If not re-enrolled, this would reduce CRP acres in Minnesota by 42 percent. Haroldson said 300,000 acres of CRP contracts will expire at the end of the month alone.
"CRP is our biggest concern," said Haroldson, who said 100,000 acres of CRP land were enrolled this past spring. "We're set to lose 300,000 acres, and so far, we haven't enrolled nearly that many new acres."
Haroldson said the DNR estimates the number of enrolled acres every August.
"Right now, we're in good shape, but quite honestly, I expect we're gonna lose a fair amount of CRP in October. Next August we will estimate what the overall change was."

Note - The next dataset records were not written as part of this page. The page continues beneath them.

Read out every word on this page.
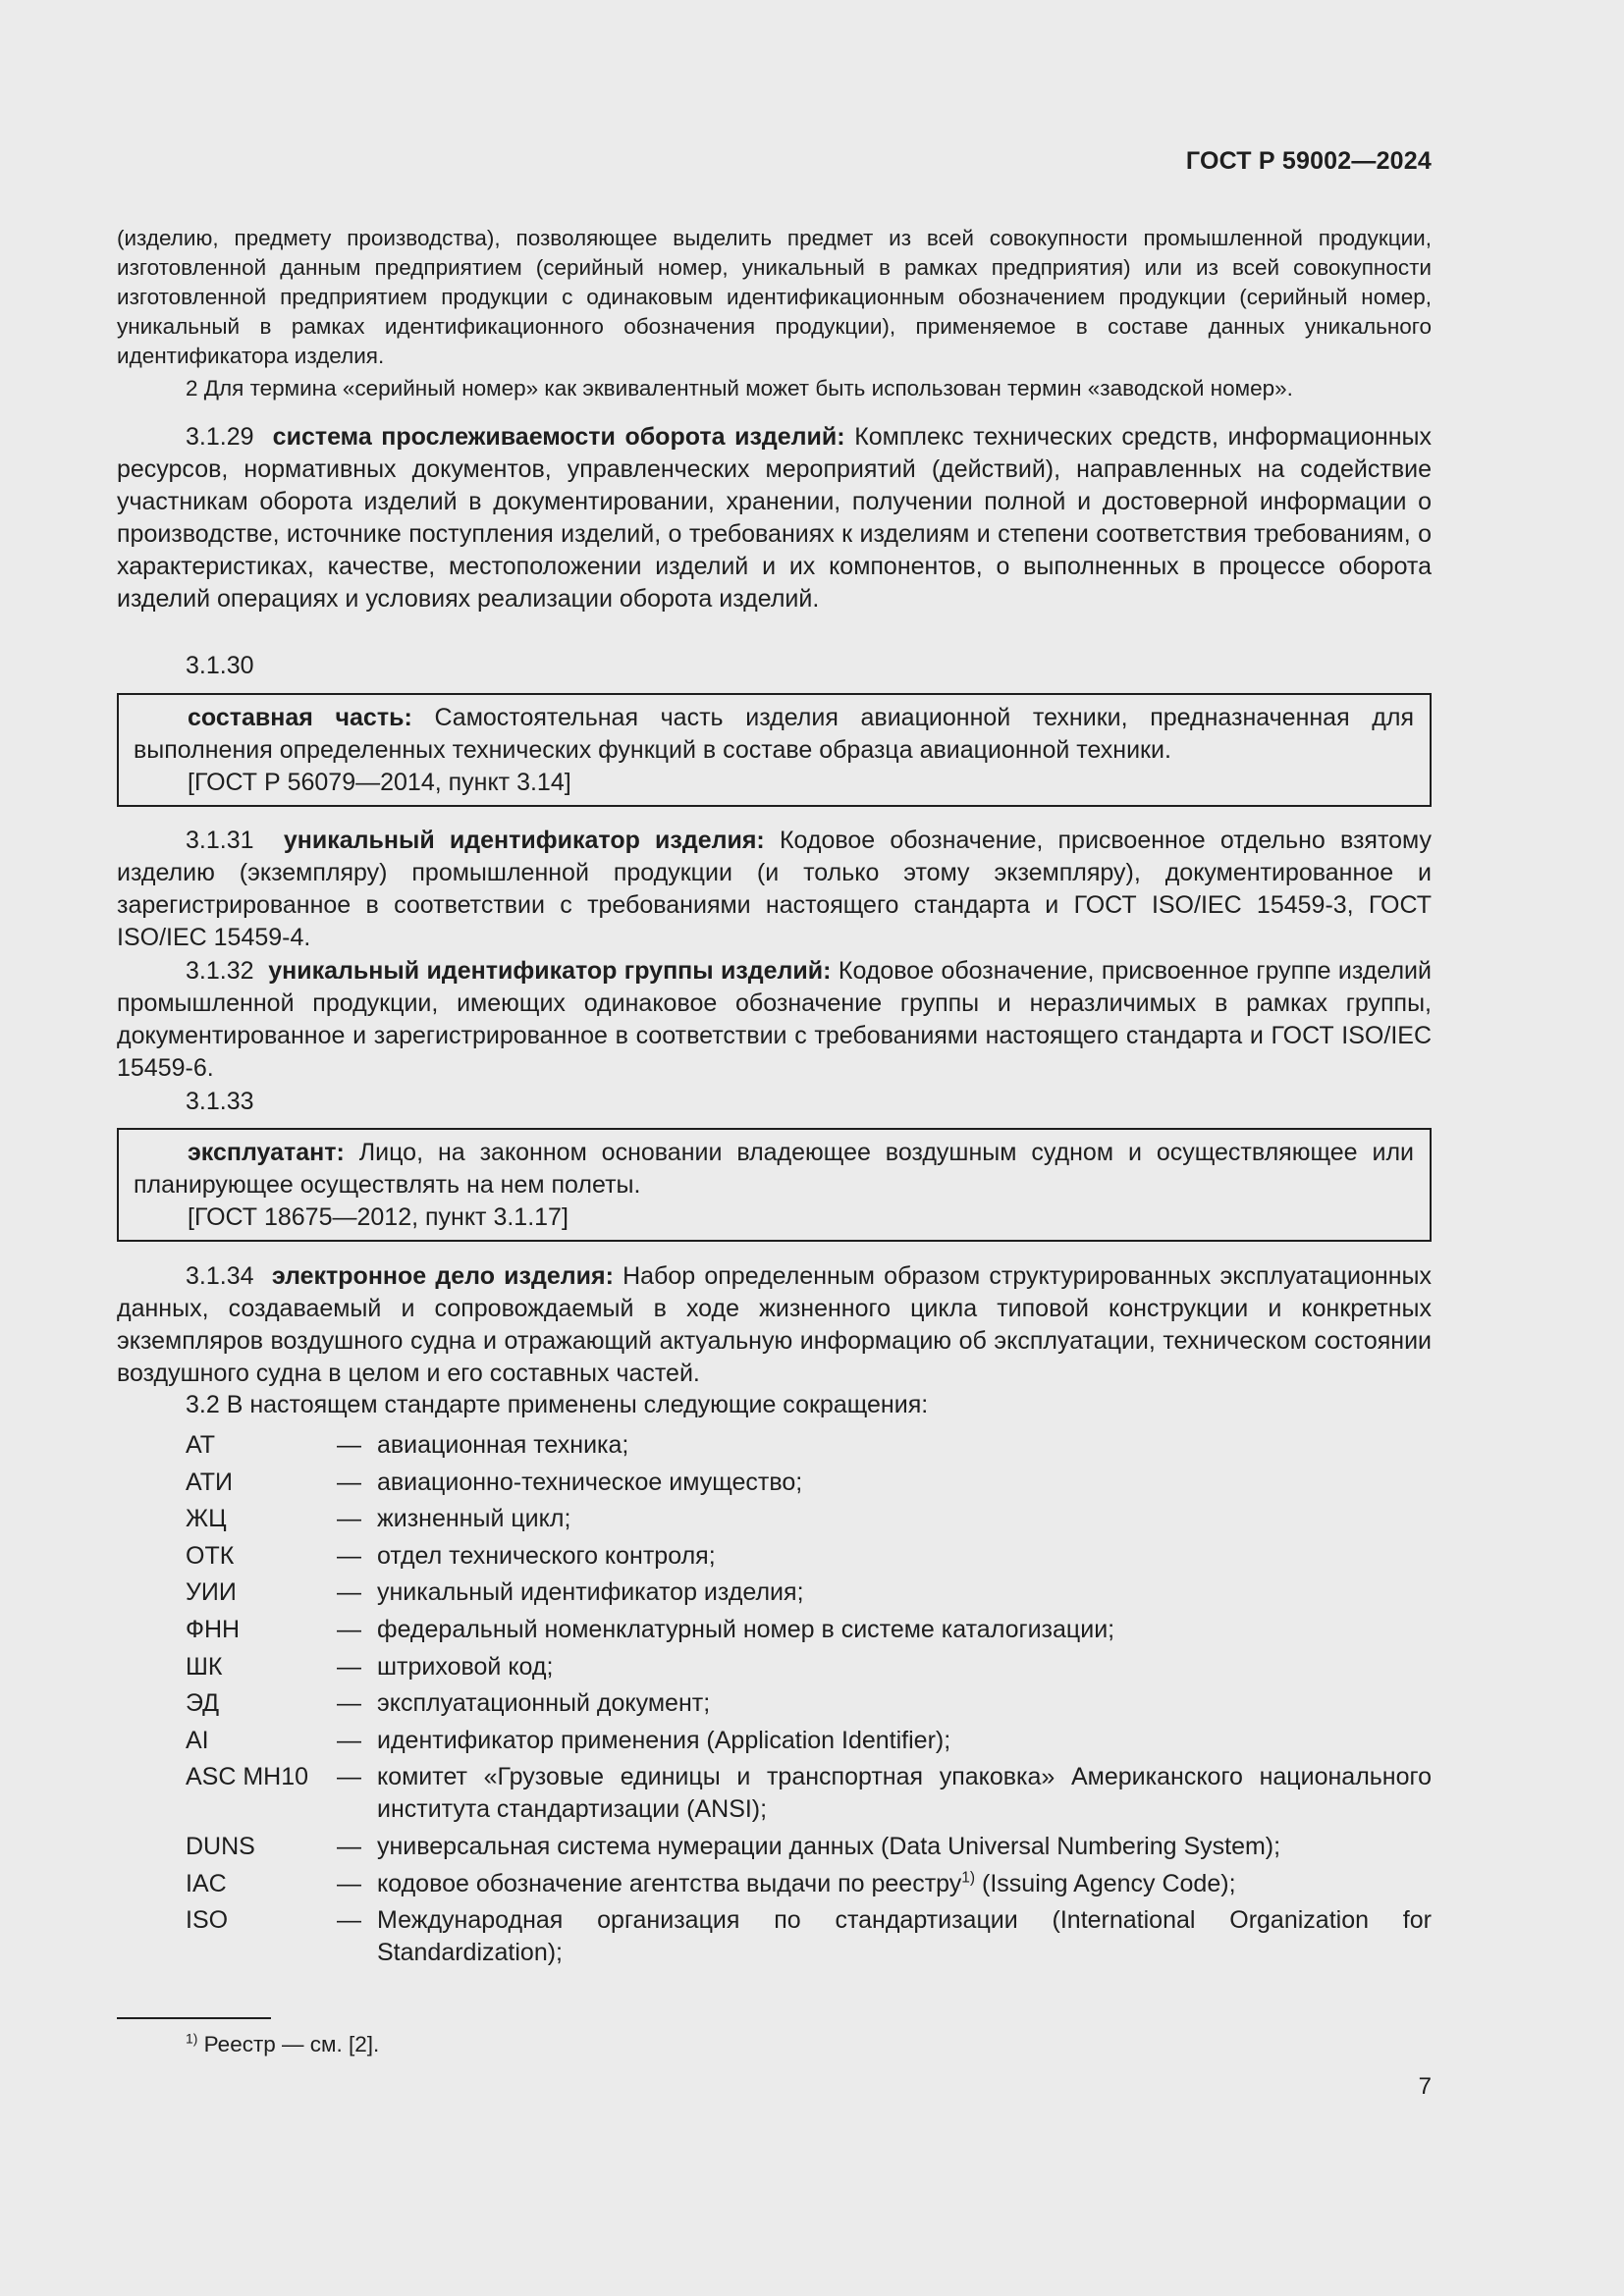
ГОСТ Р 59002—2024
(изделию, предмету производства), позволяющее выделить предмет из всей совокупности промышленной продукции, изготовленной данным предприятием (серийный номер, уникальный в рамках предприятия) или из всей совокупности изготовленной предприятием продукции с одинаковым идентификационным обозначением продукции (серийный номер, уникальный в рамках идентификационного обозначения продукции), применяемое в составе данных уникального идентификатора изделия.
2 Для термина «серийный номер» как эквивалентный может быть использован термин «заводской номер».
3.1.29 система прослеживаемости оборота изделий: Комплекс технических средств, информационных ресурсов, нормативных документов, управленческих мероприятий (действий), направленных на содействие участникам оборота изделий в документировании, хранении, получении полной и достоверной информации о производстве, источнике поступления изделий, о требованиях к изделиям и степени соответствия требованиям, о характеристиках, качестве, местоположении изделий и их компонентов, о выполненных в процессе оборота изделий операциях и условиях реализации оборота изделий.
3.1.30
составная часть: Самостоятельная часть изделия авиационной техники, предназначенная для выполнения определенных технических функций в составе образца авиационной техники.
[ГОСТ Р 56079—2014, пункт 3.14]
3.1.31 уникальный идентификатор изделия: Кодовое обозначение, присвоенное отдельно взятому изделию (экземпляру) промышленной продукции (и только этому экземпляру), документированное и зарегистрированное в соответствии с требованиями настоящего стандарта и ГОСТ ISO/IEC 15459-3, ГОСТ ISO/IEC 15459-4.
3.1.32 уникальный идентификатор группы изделий: Кодовое обозначение, присвоенное группе изделий промышленной продукции, имеющих одинаковое обозначение группы и неразличимых в рамках группы, документированное и зарегистрированное в соответствии с требованиями настоящего стандарта и ГОСТ ISO/IEC 15459-6.
3.1.33
эксплуатант: Лицо, на законном основании владеющее воздушным судном и осуществляющее или планирующее осуществлять на нем полеты.
[ГОСТ 18675—2012, пункт 3.1.17]
3.1.34 электронное дело изделия: Набор определенным образом структурированных эксплуатационных данных, создаваемый и сопровождаемый в ходе жизненного цикла типовой конструкции и конкретных экземпляров воздушного судна и отражающий актуальную информацию об эксплуатации, техническом состоянии воздушного судна в целом и его составных частей.
3.2 В настоящем стандарте применены следующие сокращения:
АТ	— авиационная техника;
АТИ	— авиационно-техническое имущество;
ЖЦ	— жизненный цикл;
ОТК	— отдел технического контроля;
УИИ	— уникальный идентификатор изделия;
ФНН	— федеральный номенклатурный номер в системе каталогизации;
ШК	— штриховой код;
ЭД	— эксплуатационный документ;
AI	— идентификатор применения (Application Identifier);
ASC MH10	— комитет «Грузовые единицы и транспортная упаковка» Американского национального института стандартизации (ANSI);
DUNS	— универсальная система нумерации данных (Data Universal Numbering System);
IAC	— кодовое обозначение агентства выдачи по реестру$^{1)}$ (Issuing Agency Code);
ISO	— Международная организация по стандартизации (International Organization for Standardization);
$^{1)}$ Реестр — см. [2].
7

Undisturbed grassland is ideal habitat for pheasants and, as of now, protected grassland accounts for 6 percent of the state's pheasant range, the DNR said. Those grasslands are made up mostly of retired farmland in CRP, Reinvest in Minnesota or the Wetlands Reserve Program.
The DNR said in efforts to help offset continued habitat losses caused by reductions in set-aside acreage, it has accelerated the acquisition of wildlife management areas in the farmland region.
The DNR also works with a variety of partners in the Farm Bill Assistance Partnership and Working Lands Initiative. Also, more than 15,000 acres of private property have been opened to public hunting through the state's Walk-In Access program.
The complete pheasant index report is available online at www.mndnr.gov/hunting/pheasants.